Un fragment de 15 cm de large de la météorite fer-nickel Seymchan trouvé en Russie en 1967. Le long filament de matériau gris foncé au centre est le minéral riche en phosphore schreibersite. Crédit :M. Pasek / Université de Floride du Sud.
Les travaux des astronomes de l'Université de Cardiff suggèrent qu'il pourrait y avoir un manque cosmique d'un élément chimique essentiel à la vie. Le Dr Jane Greaves et le Dr Phil Cigan présenteront leurs résultats lors de la Semaine européenne de l'astronomie et des sciences spatiales à Liverpool.
Greaves a recherché du phosphore dans l'univers, en raison de son lien avec la vie sur Terre. Si cet élément - avec le code chimique P - manque dans d'autres parties du cosmos, alors il pourrait être difficile pour la vie extraterrestre d'exister.
Elle explique :« Le phosphore est l'un des six éléments chimiques dont dépendent les organismes terrestres, et il est crucial pour le composé adénosine triphosphate (ATP), que les cellules utilisent pour stocker et transférer de l'énergie. Les astronomes viennent de commencer à s'intéresser aux origines cosmiques du phosphore et ont trouvé pas mal de surprises. En particulier, P est créé dans les supernovae - les explosions d'étoiles massives - mais les quantités observées jusqu'à présent ne correspondent pas à nos modèles informatiques. Je me suis demandé quelles seraient les implications pour la vie sur d'autres planètes si des quantités imprévisibles de P étaient crachées dans l'espace et utilisées plus tard dans la construction de nouvelles planètes."
L'équipe a utilisé le télescope britannique William Herschel, situé à La Palma dans les îles Canaries, observer la lumière infrarouge du phosphore et du fer dans la nébuleuse du Crabe, un reste de supernova à environ 6500 années-lumière en direction de la constellation du Taureau.
Composite d'infrarouge (indiqué en rouge), images visibles (vert) et ultraviolet (violet) de la Nébuleuse du Crabe, avec IR amélioré et visible/UV équilibré pour produire des couleurs d'étoiles neutres. Crédit :J. Greaves
Cigane, un expert de ces vestiges stellaires, dit:"Ce n'est que la deuxième étude de ce type sur le phosphore qui a été faite. La première a porté sur le reste de la supernova Cassiopée A (Cas A), et ainsi nous pouvons comparer deux explosions stellaires différentes et voir si elles ont éjecté des proportions différentes de phosphore et de fer. Le premier élément soutient la vie, tandis que le second est une partie importante du noyau de notre planète".

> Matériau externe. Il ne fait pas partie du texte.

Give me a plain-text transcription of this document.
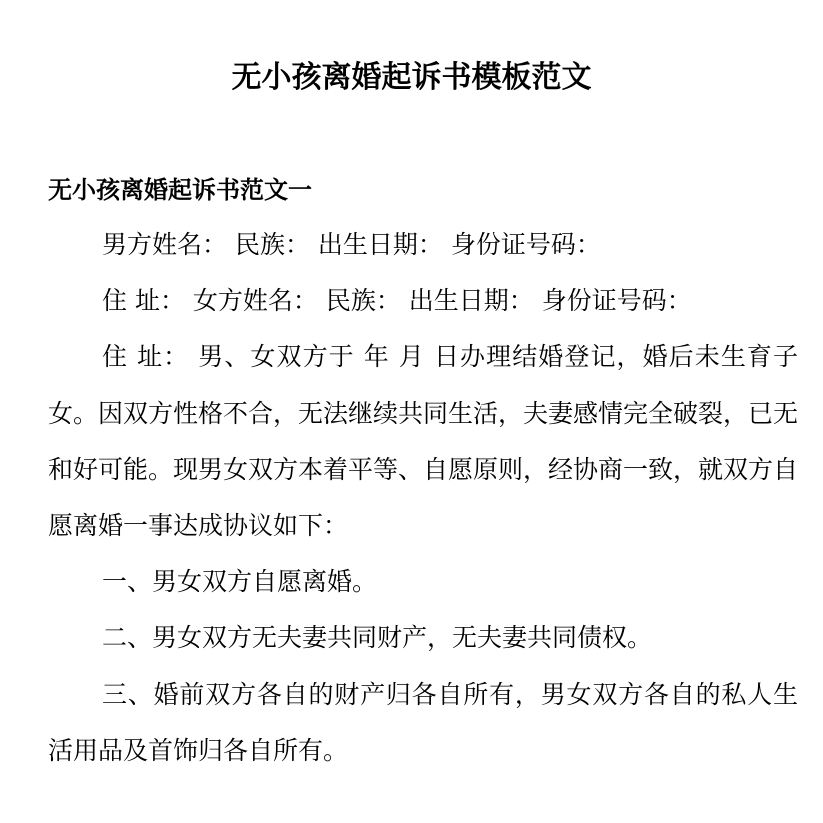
无小孩离婚起诉书模板范文
无小孩离婚起诉书范文一

男方姓名： 民族： 出生日期： 身份证号码：

住 址： 女方姓名： 民族： 出生日期： 身份证号码：

住 址： 男、女双方于 年 月 日办理结婚登记，婚后未生育子女。因双方性格不合，无法继续共同生活，夫妻感情完全破裂，已无和好可能。现男女双方本着平等、自愿原则，经协商一致，就双方自愿离婚一事达成协议如下：

一、男女双方自愿离婚。

二、男女双方无夫妻共同财产，无夫妻共同债权。

三、婚前双方各自的财产归各自所有，男女双方各自的私人生活用品及首饰归各自所有。
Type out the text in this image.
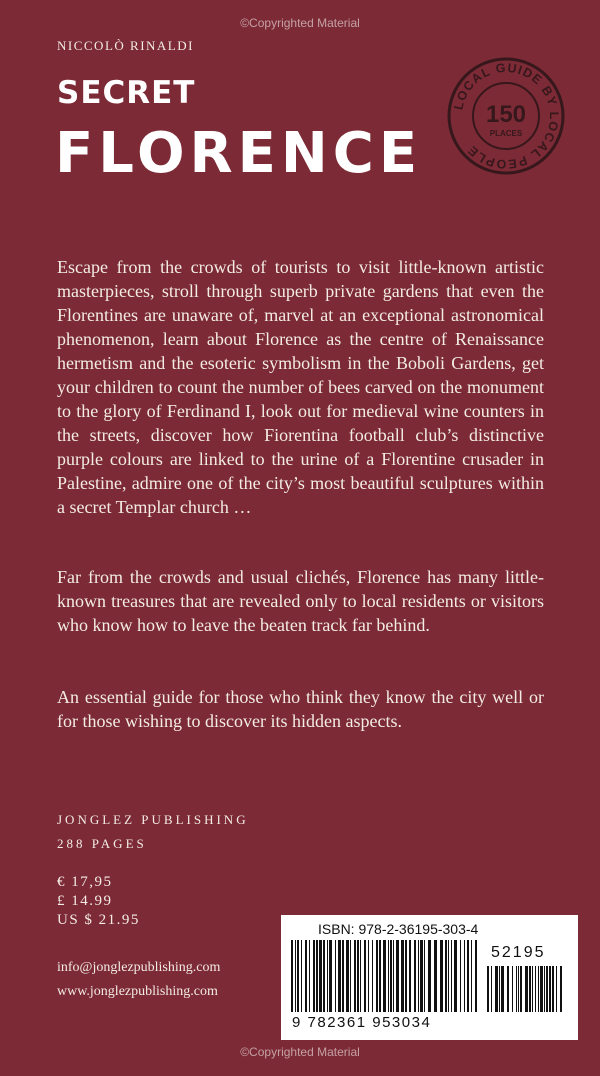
©Copyrighted Material
NICCOLÒ RINALDI
SECRET
FLORENCE
LOCAL GUIDE BY LOCAL PEOPLE
150
PLACES

Escape from the crowds of tourists to visit little-known artistic masterpieces, stroll through superb private gardens that even the Florentines are unaware of, marvel at an exceptional astronomical phenomenon, learn about Florence as the centre of Renaissance hermetism and the esoteric symbolism in the Boboli Gardens, get your children to count the number of bees carved on the monument to the glory of Ferdinand I, look out for medieval wine counters in the streets, discover how Fiorentina football club’s distinctive purple colours are linked to the urine of a Florentine crusader in Palestine, admire one of the city’s most beautiful sculptures within a secret Templar church …

Far from the crowds and usual clichés, Florence has many little-known treasures that are revealed only to local residents or visitors who know how to leave the beaten track far behind.

An essential guide for those who think they know the city well or for those wishing to discover its hidden aspects.

JONGLEZ PUBLISHING
288 PAGES
€ 17,95
£ 14.99
US $ 21.95
info@jonglezpublishing.com
www.jonglezpublishing.com
ISBN: 978-2-36195-303-4
52195
9 782361 953034
©Copyrighted Material
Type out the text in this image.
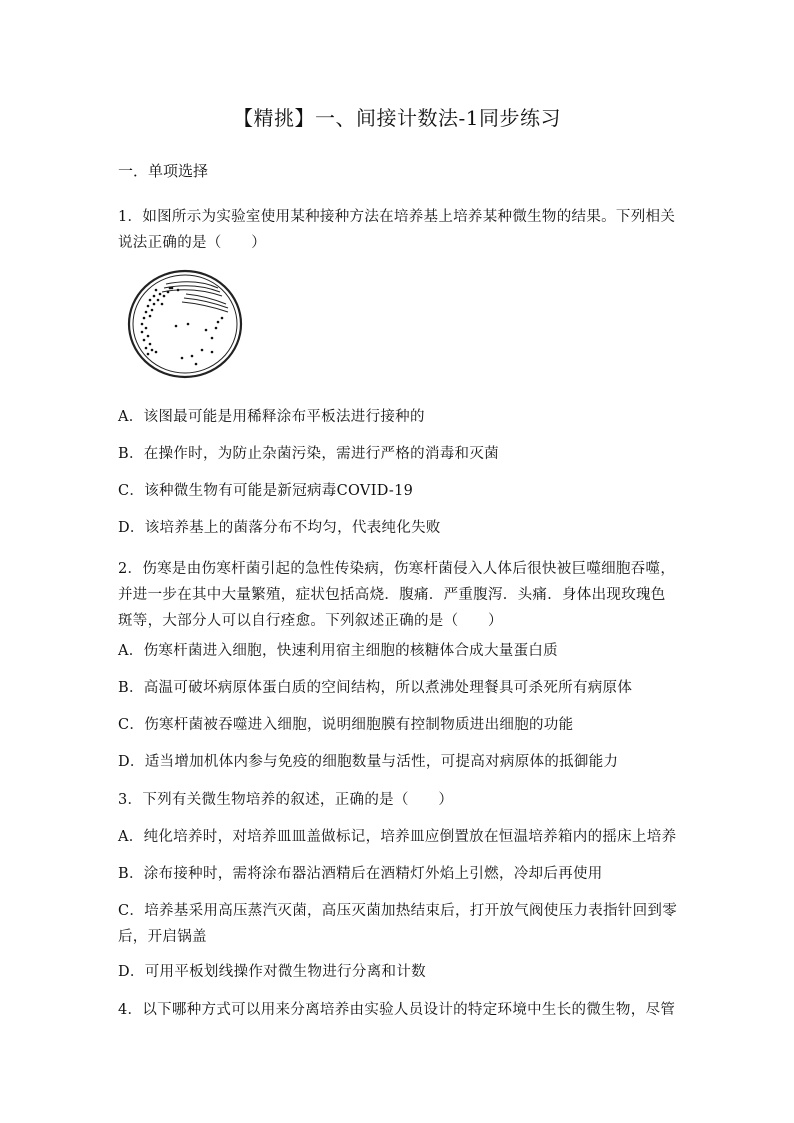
【精挑】一、间接计数法-1同步练习
一．单项选择
1．如图所示为实验室使用某种接种方法在培养基上培养某种微生物的结果。下列相关说法正确的是（　　）
A．该图最可能是用稀释涂布平板法进行接种的
B．在操作时，为防止杂菌污染，需进行严格的消毒和灭菌
C．该种微生物有可能是新冠病毒COVID-19
D．该培养基上的菌落分布不均匀，代表纯化失败
2．伤寒是由伤寒杆菌引起的急性传染病，伤寒杆菌侵入人体后很快被巨噬细胞吞噬，并进一步在其中大量繁殖，症状包括高烧．腹痛．严重腹泻．头痛．身体出现玫瑰色斑等，大部分人可以自行痊愈。下列叙述正确的是（　　）
A．伤寒杆菌进入细胞，快速利用宿主细胞的核糖体合成大量蛋白质
B．高温可破坏病原体蛋白质的空间结构，所以煮沸处理餐具可杀死所有病原体
C．伤寒杆菌被吞噬进入细胞，说明细胞膜有控制物质进出细胞的功能
D．适当增加机体内参与免疫的细胞数量与活性，可提高对病原体的抵御能力
3．下列有关微生物培养的叙述，正确的是（　　）
A．纯化培养时，对培养皿皿盖做标记，培养皿应倒置放在恒温培养箱内的摇床上培养
B．涂布接种时，需将涂布器沾酒精后在酒精灯外焰上引燃，冷却后再使用
C．培养基采用高压蒸汽灭菌，高压灭菌加热结束后，打开放气阀使压力表指针回到零后，开启锅盖
D．可用平板划线操作对微生物进行分离和计数
4．以下哪种方式可以用来分离培养由实验人员设计的特定环境中生长的微生物，尽管
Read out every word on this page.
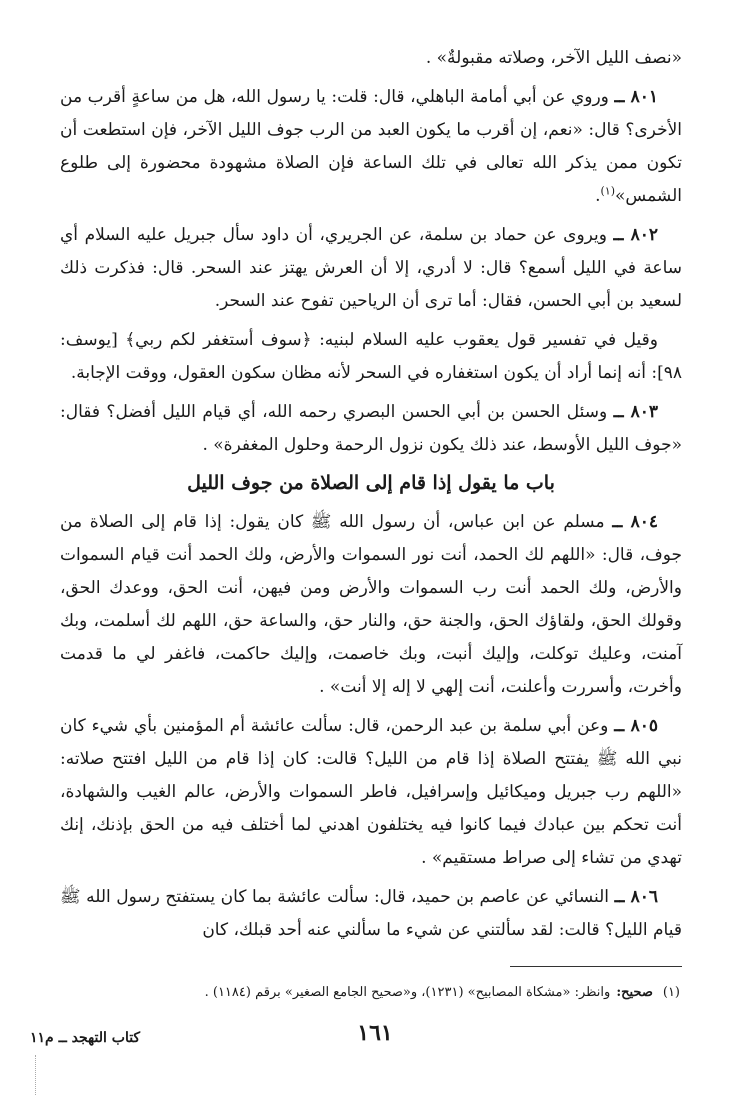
«نصف الليل الآخر، وصلاته مقبولةٌ» .

٨٠١ ــ وروي عن أبي أمامة الباهلي، قال: قلت: يا رسول الله، هل من ساعةٍ أقرب من الأخرى؟ قال: «نعم، إن أقرب ما يكون العبد من الرب جوف الليل الآخر، فإن استطعت أن تكون ممن يذكر الله تعالى في تلك الساعة فإن الصلاة مشهودة محضورة إلى طلوع الشمس»$^{(١)}$.

٨٠٢ ــ ويروى عن حماد بن سلمة، عن الجريري، أن داود سأل جبريل عليه السلام أي ساعة في الليل أسمع؟ قال: لا أدري، إلا أن العرش يهتز عند السحر. قال: فذكرت ذلك لسعيد بن أبي الحسن، فقال: أما ترى أن الرياحين تفوح عند السحر.

وقيل في تفسير قول يعقوب عليه السلام لبنيه: ﴿سوف أستغفر لكم ربي﴾ [يوسف: ٩٨]: أنه إنما أراد أن يكون استغفاره في السحر لأنه مظان سكون العقول، ووقت الإجابة.

٨٠٣ ــ وسئل الحسن بن أبي الحسن البصري رحمه الله، أي قيام الليل أفضل؟ فقال: «جوف الليل الأوسط، عند ذلك يكون نزول الرحمة وحلول المغفرة» .

باب ما يقول إذا قام إلى الصلاة من جوف الليل

٨٠٤ ــ مسلم عن ابن عباس، أن رسول الله ﷺ كان يقول: إذا قام إلى الصلاة من جوف، قال: «اللهم لك الحمد، أنت نور السموات والأرض، ولك الحمد أنت قيام السموات والأرض، ولك الحمد أنت رب السموات والأرض ومن فيهن، أنت الحق، ووعدك الحق، وقولك الحق، ولقاؤك الحق، والجنة حق، والنار حق، والساعة حق، اللهم لك أسلمت، وبك آمنت، وعليك توكلت، وإليك أنبت، وبك خاصمت، وإليك حاكمت، فاغفر لي ما قدمت وأخرت، وأسررت وأعلنت، أنت إلهي لا إله إلا أنت» .

٨٠٥ ــ وعن أبي سلمة بن عبد الرحمن، قال: سألت عائشة أم المؤمنين بأي شيء كان نبي الله ﷺ يفتتح الصلاة إذا قام من الليل؟ قالت: كان إذا قام من الليل افتتح صلاته: «اللهم رب جبريل وميكائيل وإسرافيل، فاطر السموات والأرض، عالم الغيب والشهادة، أنت تحكم بين عبادك فيما كانوا فيه يختلفون اهدني لما أختلف فيه من الحق بإذنك، إنك تهدي من تشاء إلى صراط مستقيم» .

٨٠٦ ــ النسائي عن عاصم بن حميد، قال: سألت عائشة بما كان يستفتح رسول الله ﷺ قيام الليل؟ قالت: لقد سألتني عن شيء ما سألني عنه أحد قبلك، كان

(١)صحيح:وانظر: «مشكاة المصابيح» (١٢٣١)، و«صحيح الجامع الصغير» برقم (١١٨٤) .
١٦١
كتاب التهجد ــ م١١
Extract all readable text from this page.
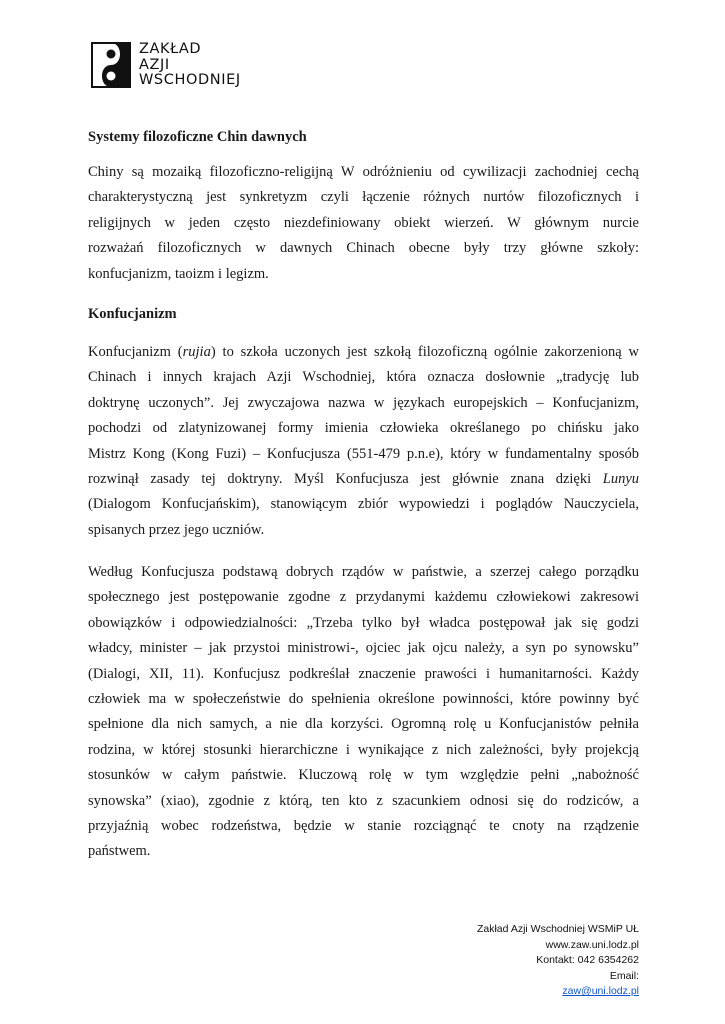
ZAKŁAD
AZJI
WSCHODNIEJ
Systemy filozoficzne Chin dawnych

Chiny są mozaiką filozoficzno-religijną W odróżnieniu od cywilizacji zachodniej cechą
charakterystyczną jest synkretyzm czyli łączenie różnych nurtów filozoficznych i
religijnych w jeden często niezdefiniowany obiekt wierzeń. W głównym nurcie
rozważań filozoficznych w dawnych Chinach obecne były trzy główne szkoły:
konfucjanizm, taoizm i legizm.

Konfucjanizm

Konfucjanizm (rujia) to szkoła uczonych jest szkołą filozoficzną ogólnie zakorzenioną w
Chinach i innych krajach Azji Wschodniej, która oznacza dosłownie „tradycję lub
doktrynę uczonych”. Jej zwyczajowa nazwa w językach europejskich – Konfucjanizm,
pochodzi od zlatynizowanej formy imienia człowieka określanego po chińsku jako
Mistrz Kong (Kong Fuzi) – Konfucjusza (551-479 p.n.e), który w fundamentalny sposób
rozwinął zasady tej doktryny. Myśl Konfucjusza jest głównie znana dzięki Lunyu
(Dialogom Konfucjańskim), stanowiącym zbiór wypowiedzi i poglądów Nauczyciela,
spisanych przez jego uczniów.

Według Konfucjusza podstawą dobrych rządów w państwie, a szerzej całego porządku
społecznego jest postępowanie zgodne z przydanymi każdemu człowiekowi zakresowi
obowiązków i odpowiedzialności: „Trzeba tylko był władca postępował jak się godzi
władcy, minister – jak przystoi ministrowi-, ojciec jak ojcu należy, a syn po synowsku”
(Dialogi, XII, 11). Konfucjusz podkreślał znaczenie prawości i humanitarności. Każdy
człowiek ma w społeczeństwie do spełnienia określone powinności, które powinny być
spełnione dla nich samych, a nie dla korzyści. Ogromną rolę u Konfucjanistów pełniła
rodzina, w której stosunki hierarchiczne i wynikające z nich zależności, były projekcją
stosunków w całym państwie. Kluczową rolę w tym względzie pełni „nabożność
synowska” (xiao), zgodnie z którą, ten kto z szacunkiem odnosi się do rodziców, a
przyjaźnią wobec rodzeństwa, będzie w stanie rozciągnąć te cnoty na rządzenie
państwem.

Zakład Azji Wschodniej WSMiP UŁ
www.zaw.uni.lodz.pl
Kontakt: 042 6354262
Email:
zaw@uni.lodz.pl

Les astronomes ont lutté avec des nuits brumeuses au télescope, de retour en novembre 2017, et commencent tout juste à obtenir des résultats scientifiques à partir de quelques heures de données.
Cigan met en garde "Ce sont nos résultats préliminaires, que nous n'avons extrait qu'au cours des deux dernières semaines ! Mais au moins pour les parties de la Nébuleuse du Crabe que nous avons pu observer jusqu'à présent, il semble y avoir beaucoup moins de phosphore que dans Cas A. Les deux explosions semblent différer l'une de l'autre, peut-être parce que Cas A résulte de l'explosion d'une étoile super-massive rare. Nous venons de demander plus de temps au télescope pour revenir en arrière et vérifier, au cas où nous aurions raté des régions riches en phosphore dans la nébuleuse du Crabe."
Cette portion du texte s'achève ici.